In this sense, photocatalytic oxidation has been recognized as an alternative to the destruction of volatile organic compounds in indoor air, as well as the eradication of other types of particles harmful to health.
How does photocatalytic oxidation work?
Photocatalytic oxidation (PCO) consists of combining the irradiation of ultraviolet light with a filter coated with titanium dioxide. This mechanism creates the following process:
When ultraviolet light reaches titanium dioxide, electrons are released on its surface. It’s the electrons that do the work of purifying the air.
Electrons interact with the water molecules in the air, breaking them down into hydroxyl radicals, which are highly reactive, short-lived, and non-charged forms of hydroxide ions.
These small hydroxyl radicals then attack larger organic contaminant molecules, breaking their chemical bonds and turning them into harmless substances such as carbon dioxide and water.
Can photocatalytic oxidation combat the SARS-CoV-2 virus?
Currently, photocatalysis has been shown to be effective in deactivating particles as harmful as the SARS-CoV-2 virus, supporting air cleaning in strategic locations such as offices, medical centers, and schools.
The American Society of Heating, Cooling, and Air Conditioning Engineers recognizes the ability of ultraviolet light to destroy viruses. During the 2003 SARS outbreak, the investigation found that it was highly susceptible to UV treatments. The data used to analyze the efficacy against COVID-19 show a similar sensitivity, demonstrating that photocatalysis is an effective treatment for indoor air quality.
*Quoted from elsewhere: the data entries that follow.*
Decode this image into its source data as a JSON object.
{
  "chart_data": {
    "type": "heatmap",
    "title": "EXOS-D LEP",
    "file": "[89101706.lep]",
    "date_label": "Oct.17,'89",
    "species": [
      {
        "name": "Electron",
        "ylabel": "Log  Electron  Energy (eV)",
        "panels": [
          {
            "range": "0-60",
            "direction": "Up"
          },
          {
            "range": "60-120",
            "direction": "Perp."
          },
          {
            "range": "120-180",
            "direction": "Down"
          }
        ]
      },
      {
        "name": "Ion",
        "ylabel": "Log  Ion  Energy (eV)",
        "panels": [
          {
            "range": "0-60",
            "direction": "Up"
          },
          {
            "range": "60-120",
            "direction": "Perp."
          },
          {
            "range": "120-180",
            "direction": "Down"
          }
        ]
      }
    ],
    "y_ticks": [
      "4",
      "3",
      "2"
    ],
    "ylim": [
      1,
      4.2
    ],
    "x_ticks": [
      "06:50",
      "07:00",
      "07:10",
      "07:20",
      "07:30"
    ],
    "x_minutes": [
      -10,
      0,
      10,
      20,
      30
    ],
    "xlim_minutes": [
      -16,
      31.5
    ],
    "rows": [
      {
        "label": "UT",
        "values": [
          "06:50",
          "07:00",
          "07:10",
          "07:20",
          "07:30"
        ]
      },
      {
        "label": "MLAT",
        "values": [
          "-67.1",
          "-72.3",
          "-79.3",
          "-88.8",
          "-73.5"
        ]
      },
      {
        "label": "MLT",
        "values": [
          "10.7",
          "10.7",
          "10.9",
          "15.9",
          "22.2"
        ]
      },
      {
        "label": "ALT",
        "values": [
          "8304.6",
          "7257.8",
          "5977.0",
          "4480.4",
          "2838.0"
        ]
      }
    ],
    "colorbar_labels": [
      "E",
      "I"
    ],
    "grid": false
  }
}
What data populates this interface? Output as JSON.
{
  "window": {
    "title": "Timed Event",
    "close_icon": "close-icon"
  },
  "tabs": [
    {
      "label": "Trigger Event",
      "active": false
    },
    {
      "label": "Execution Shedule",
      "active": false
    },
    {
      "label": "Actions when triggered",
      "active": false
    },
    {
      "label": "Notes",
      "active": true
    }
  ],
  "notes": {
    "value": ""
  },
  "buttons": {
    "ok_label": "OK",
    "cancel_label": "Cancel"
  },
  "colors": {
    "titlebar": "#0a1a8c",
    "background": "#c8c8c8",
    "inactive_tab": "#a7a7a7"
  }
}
The main concerns about indoor air quality related to COVID-19 are how long the virus stays in the air and how far it can travel. The coronavirus is known to spread through droplets in the air, which are inhaled into the lungs. Recent research shows that aerosol transmission, or simple breathing, without the presence of drops, can also cause exposure. Maintaining a high level of indoor air quality significantly helps reduce the spread of all viruses in the air, further highlighting the importance of photocatalytic oxidation systems for buildings.
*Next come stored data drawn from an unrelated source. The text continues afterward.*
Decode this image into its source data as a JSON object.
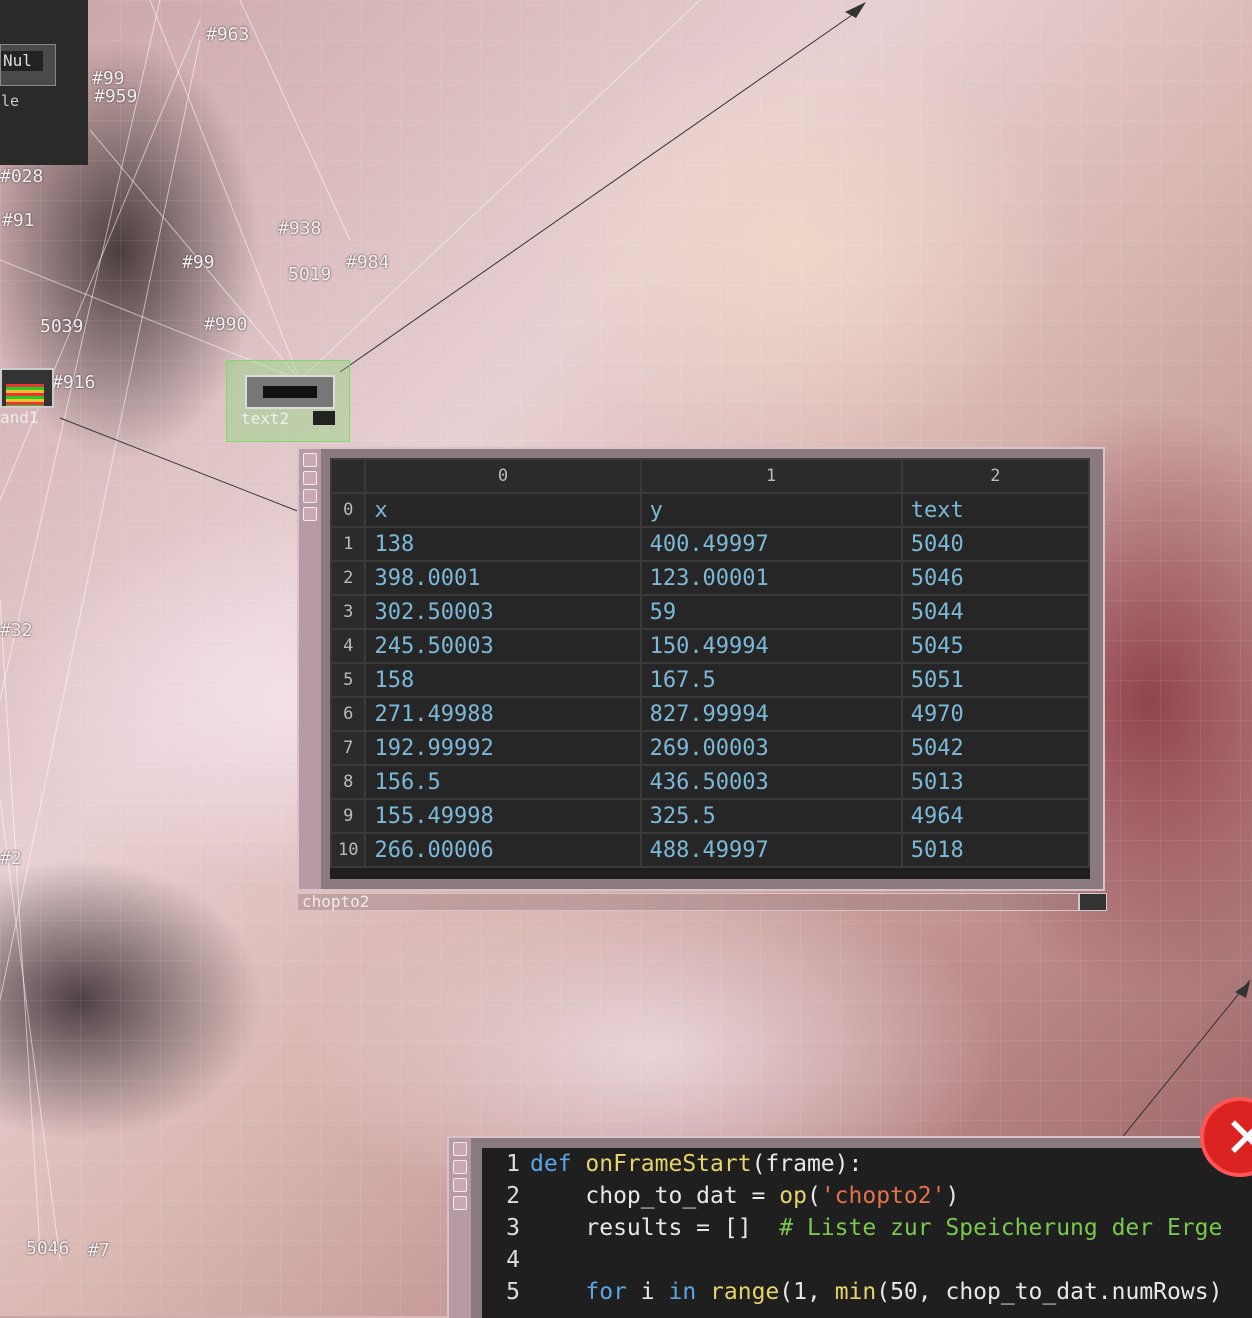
{
  "network": {
    "null_label": "Nul",
    "null_sub": "le",
    "node_ids": [
      "#963",
      "#99",
      "#959",
      "#028",
      "#91",
      "#938",
      "#99",
      "#984",
      "5019",
      "5039",
      "#990",
      "#916",
      "#32",
      "#2",
      "5046",
      "#7"
    ],
    "text2_name": "text2",
    "and_name": "and1"
  },
  "dat": {
    "name": "chopto2",
    "column_headers": [
      "0",
      "1",
      "2"
    ],
    "rows": [
      {
        "idx": "0",
        "c0": "x",
        "c1": "y",
        "c2": "text"
      },
      {
        "idx": "1",
        "c0": "138",
        "c1": "400.49997",
        "c2": "5040"
      },
      {
        "idx": "2",
        "c0": "398.0001",
        "c1": "123.00001",
        "c2": "5046"
      },
      {
        "idx": "3",
        "c0": "302.50003",
        "c1": "59",
        "c2": "5044"
      },
      {
        "idx": "4",
        "c0": "245.50003",
        "c1": "150.49994",
        "c2": "5045"
      },
      {
        "idx": "5",
        "c0": "158",
        "c1": "167.5",
        "c2": "5051"
      },
      {
        "idx": "6",
        "c0": "271.49988",
        "c1": "827.99994",
        "c2": "4970"
      },
      {
        "idx": "7",
        "c0": "192.99992",
        "c1": "269.00003",
        "c2": "5042"
      },
      {
        "idx": "8",
        "c0": "156.5",
        "c1": "436.50003",
        "c2": "5013"
      },
      {
        "idx": "9",
        "c0": "155.49998",
        "c1": "325.5",
        "c2": "4964"
      },
      {
        "idx": "10",
        "c0": "266.00006",
        "c1": "488.49997",
        "c2": "5018"
      }
    ]
  },
  "code": {
    "lines": [
      {
        "n": "1",
        "tokens": [
          [
            "kw",
            "def "
          ],
          [
            "fn",
            "onFrameStart"
          ],
          [
            "code-text",
            "(frame):"
          ]
        ]
      },
      {
        "n": "2",
        "tokens": [
          [
            "code-text",
            "    chop_to_dat = "
          ],
          [
            "fn",
            "op"
          ],
          [
            "code-text",
            "("
          ],
          [
            "str",
            "'chopto2'"
          ],
          [
            "code-text",
            ")"
          ]
        ]
      },
      {
        "n": "3",
        "tokens": [
          [
            "code-text",
            "    results = []  "
          ],
          [
            "cm",
            "# Liste zur Speicherung der Erge"
          ]
        ]
      },
      {
        "n": "4",
        "tokens": [
          [
            "code-text",
            ""
          ]
        ]
      },
      {
        "n": "5",
        "tokens": [
          [
            "code-text",
            "    "
          ],
          [
            "kw",
            "for"
          ],
          [
            "code-text",
            " i "
          ],
          [
            "kw",
            "in"
          ],
          [
            "code-text",
            " "
          ],
          [
            "fn",
            "range"
          ],
          [
            "code-text",
            "(1, "
          ],
          [
            "fn",
            "min"
          ],
          [
            "code-text",
            "(50, chop_to_dat.numRows)"
          ]
        ]
      }
    ]
  },
  "icons": {
    "close": "close-circle-icon"
  },
  "colors": {
    "cell_text": "#7cb9d9",
    "keyword": "#5aa7e6",
    "function": "#e6d36a",
    "string": "#e4724b",
    "comment": "#79c94e",
    "error_badge": "#dd2222"
  }
}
At a time like this, the use of air purifiers that integrate photocatalysis processes, rather than other air cleaning technologies, can trap the most harmful pathogens and contaminants, destroy them or transform them into harmless particles. It is also recommended that these purification systems are also accompanied by a HEPA filter, to eradicate up to 99% of the particles that cause health problems.